The discussion of residential schools started on Orange Shirt Day. The following week, students read Secret Path, by Gord Downie and Jeff Lemire that tells the story about a boy named Chanie Wenjack who ran away from his residential school at the age of 12.

“Every child has the right to learn about this project so no one forgets about it and can pass on what they learned,” said Fletcher Patton, a student at St. Thomas Aquinas Middle School.

“It is important to learn about residential schools because kids who attended these schools did not have all the luxuries that we have today,” said Tyson Villagracia, a student at St. Thomas Aquinas Middle School.

“We are so proud of St. Thomas Aquinas Middle School for moving forward and making positive steps in Indigenous education and reconciliation by making connections.
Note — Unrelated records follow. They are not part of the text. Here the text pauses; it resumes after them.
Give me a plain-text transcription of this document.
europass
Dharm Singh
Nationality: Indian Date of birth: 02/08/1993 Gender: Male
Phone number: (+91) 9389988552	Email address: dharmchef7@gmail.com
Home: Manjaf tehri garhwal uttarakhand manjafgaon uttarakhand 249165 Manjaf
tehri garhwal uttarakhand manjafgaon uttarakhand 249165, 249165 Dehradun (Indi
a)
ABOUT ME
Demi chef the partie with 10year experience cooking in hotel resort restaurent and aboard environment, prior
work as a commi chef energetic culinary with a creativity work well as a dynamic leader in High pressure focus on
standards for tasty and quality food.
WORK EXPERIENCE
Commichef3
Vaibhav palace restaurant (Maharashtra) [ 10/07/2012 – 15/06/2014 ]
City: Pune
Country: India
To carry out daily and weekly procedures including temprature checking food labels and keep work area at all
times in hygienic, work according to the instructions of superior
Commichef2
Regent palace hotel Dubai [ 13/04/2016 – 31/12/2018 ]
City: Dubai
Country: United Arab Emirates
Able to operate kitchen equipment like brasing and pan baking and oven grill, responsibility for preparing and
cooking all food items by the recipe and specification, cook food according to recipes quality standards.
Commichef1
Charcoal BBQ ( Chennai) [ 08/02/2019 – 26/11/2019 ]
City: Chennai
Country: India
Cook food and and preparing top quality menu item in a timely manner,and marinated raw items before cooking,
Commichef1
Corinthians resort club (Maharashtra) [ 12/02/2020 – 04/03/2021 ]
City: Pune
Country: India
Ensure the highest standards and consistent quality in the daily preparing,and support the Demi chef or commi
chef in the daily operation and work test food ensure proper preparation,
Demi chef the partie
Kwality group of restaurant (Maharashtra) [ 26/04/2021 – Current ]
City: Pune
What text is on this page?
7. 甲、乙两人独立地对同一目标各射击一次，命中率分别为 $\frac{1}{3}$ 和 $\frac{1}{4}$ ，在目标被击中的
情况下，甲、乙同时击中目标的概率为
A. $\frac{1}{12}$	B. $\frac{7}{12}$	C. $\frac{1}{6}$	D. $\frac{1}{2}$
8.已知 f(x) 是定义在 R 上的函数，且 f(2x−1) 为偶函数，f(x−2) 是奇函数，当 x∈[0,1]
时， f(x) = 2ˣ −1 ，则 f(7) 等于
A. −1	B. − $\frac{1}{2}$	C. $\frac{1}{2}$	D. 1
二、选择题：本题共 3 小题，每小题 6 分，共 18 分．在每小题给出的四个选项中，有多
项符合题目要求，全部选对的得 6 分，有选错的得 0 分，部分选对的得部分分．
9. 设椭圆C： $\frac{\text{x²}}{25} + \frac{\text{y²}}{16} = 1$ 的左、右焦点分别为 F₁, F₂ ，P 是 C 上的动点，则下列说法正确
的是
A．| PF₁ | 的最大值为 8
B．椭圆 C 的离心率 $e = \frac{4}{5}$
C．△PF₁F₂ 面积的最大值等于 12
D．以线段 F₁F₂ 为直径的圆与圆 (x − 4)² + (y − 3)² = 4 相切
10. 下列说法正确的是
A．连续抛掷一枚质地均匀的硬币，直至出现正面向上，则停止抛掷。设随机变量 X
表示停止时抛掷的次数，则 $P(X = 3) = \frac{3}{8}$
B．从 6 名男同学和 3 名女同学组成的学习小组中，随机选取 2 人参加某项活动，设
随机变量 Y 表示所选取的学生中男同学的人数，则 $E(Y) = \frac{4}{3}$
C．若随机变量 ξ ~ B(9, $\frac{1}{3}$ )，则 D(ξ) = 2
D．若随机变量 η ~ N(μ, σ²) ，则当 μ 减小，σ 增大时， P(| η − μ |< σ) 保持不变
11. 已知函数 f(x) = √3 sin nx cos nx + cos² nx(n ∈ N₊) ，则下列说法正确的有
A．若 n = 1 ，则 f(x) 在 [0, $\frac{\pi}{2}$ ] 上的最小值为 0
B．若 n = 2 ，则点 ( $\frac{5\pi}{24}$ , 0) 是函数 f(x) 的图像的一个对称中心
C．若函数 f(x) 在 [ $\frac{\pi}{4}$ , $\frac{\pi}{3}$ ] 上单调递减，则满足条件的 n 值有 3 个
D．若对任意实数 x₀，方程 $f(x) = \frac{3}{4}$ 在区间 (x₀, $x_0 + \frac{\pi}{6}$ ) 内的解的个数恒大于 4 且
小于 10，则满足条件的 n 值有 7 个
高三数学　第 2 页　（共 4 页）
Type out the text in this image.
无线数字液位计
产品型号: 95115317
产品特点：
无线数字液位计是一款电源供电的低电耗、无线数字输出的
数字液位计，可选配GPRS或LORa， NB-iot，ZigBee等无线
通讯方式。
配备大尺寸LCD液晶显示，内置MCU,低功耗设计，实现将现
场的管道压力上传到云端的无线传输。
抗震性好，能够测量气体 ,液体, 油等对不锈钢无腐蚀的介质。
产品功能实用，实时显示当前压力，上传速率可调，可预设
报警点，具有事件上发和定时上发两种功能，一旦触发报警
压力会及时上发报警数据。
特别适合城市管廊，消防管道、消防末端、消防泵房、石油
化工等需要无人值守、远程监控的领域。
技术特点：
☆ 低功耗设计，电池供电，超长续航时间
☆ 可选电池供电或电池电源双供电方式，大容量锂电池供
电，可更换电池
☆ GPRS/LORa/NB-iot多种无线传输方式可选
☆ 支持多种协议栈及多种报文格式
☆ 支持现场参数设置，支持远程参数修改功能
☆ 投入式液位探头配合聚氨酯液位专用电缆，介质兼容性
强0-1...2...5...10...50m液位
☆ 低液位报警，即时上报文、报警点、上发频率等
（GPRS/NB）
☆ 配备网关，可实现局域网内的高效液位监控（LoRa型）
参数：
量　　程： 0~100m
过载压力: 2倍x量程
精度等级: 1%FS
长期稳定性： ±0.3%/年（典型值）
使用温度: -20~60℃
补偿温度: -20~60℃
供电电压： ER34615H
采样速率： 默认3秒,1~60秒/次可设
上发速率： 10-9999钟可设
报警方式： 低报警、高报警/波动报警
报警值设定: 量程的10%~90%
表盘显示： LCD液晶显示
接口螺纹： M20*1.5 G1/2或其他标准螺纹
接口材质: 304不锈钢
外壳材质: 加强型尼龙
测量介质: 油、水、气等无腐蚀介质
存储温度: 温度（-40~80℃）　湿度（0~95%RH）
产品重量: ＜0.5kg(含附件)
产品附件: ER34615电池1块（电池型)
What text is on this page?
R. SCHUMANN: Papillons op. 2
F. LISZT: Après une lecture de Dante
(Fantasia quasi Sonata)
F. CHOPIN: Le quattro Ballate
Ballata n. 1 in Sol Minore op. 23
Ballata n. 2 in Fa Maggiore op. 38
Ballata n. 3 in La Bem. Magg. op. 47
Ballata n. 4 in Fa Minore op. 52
These Grade 6 students have learned to acknowledge Indigenous history and put their awareness into action,” said Selena Frizzley, Coordinator of the First Nations, Métis, and Inuit Support Team at Red Deer Catholic Regional Schools.

Red Deer Catholic Regional Schools serves over 10,360 students in 20 schools in Red Deer, Blackfalds, Sylvan Lake, Rocky Mountain House, Innisfail, and Olds, as well as an at-home learning program. It also supports the learning of over 1095 students in a Traditional Home Education Program.

Red Deer Industrial Institute, c. 1900. UCCA, 93.049P/839.